Words are powerful because they name and label. Denying their existence only reinforces that power, the way that Gwyneth Paltrow warbling “forget you” on primetime television catapulted Cee-Lo Green’s more appropriately profane “Fuck You” into the mainstream consciousness. Words can and do lose their currency (as have darky and spade), and the persistence of nigger only points to larger, lingering problems that cannot be addressed by willful amnesia.

 

A child who picks up this new Huckleberry Finn will wonder why the author/narrator persists on calling a man who desires freedom a “slave,” particularly when he is revealed to be no longer a slave. He will have missed a lesson on respect for fellow human beings, on the importance of diction, and on the need to be vigilant for injustice. He will not realize the extent to which a historical period and its culture can exercise a profound influence on later periods.
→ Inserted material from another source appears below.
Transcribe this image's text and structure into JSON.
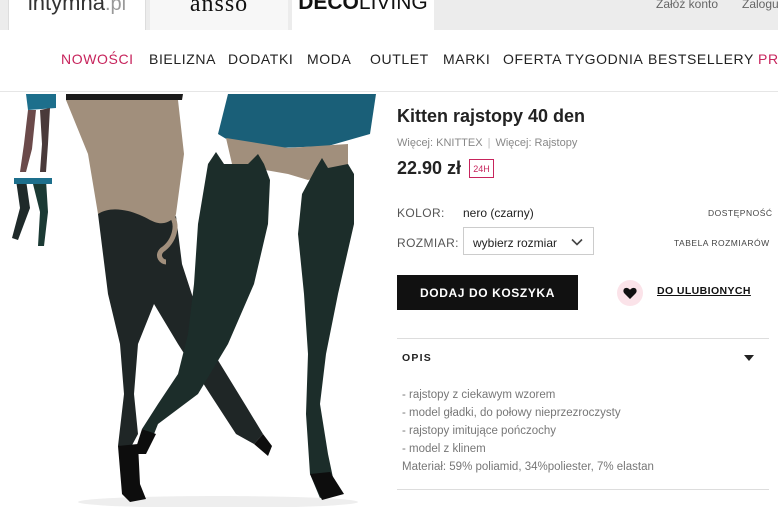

He will not learn why the use of nigger is unacceptable in his time, and he will not feel its explosive power when it is deliberately deployed.

 

If we suppose further, that nigger is successfully removed from the American lexicon, and that the child grows up with no knowledge of that word, what would he do if he needs a word that can sum up the casual cruelty, suspicion, and discrimination that he sees continually directed at African-Americans because of their physical appearance? What if, heaven forfend, he becomes a writer in search of the right word? He just might have to invent one.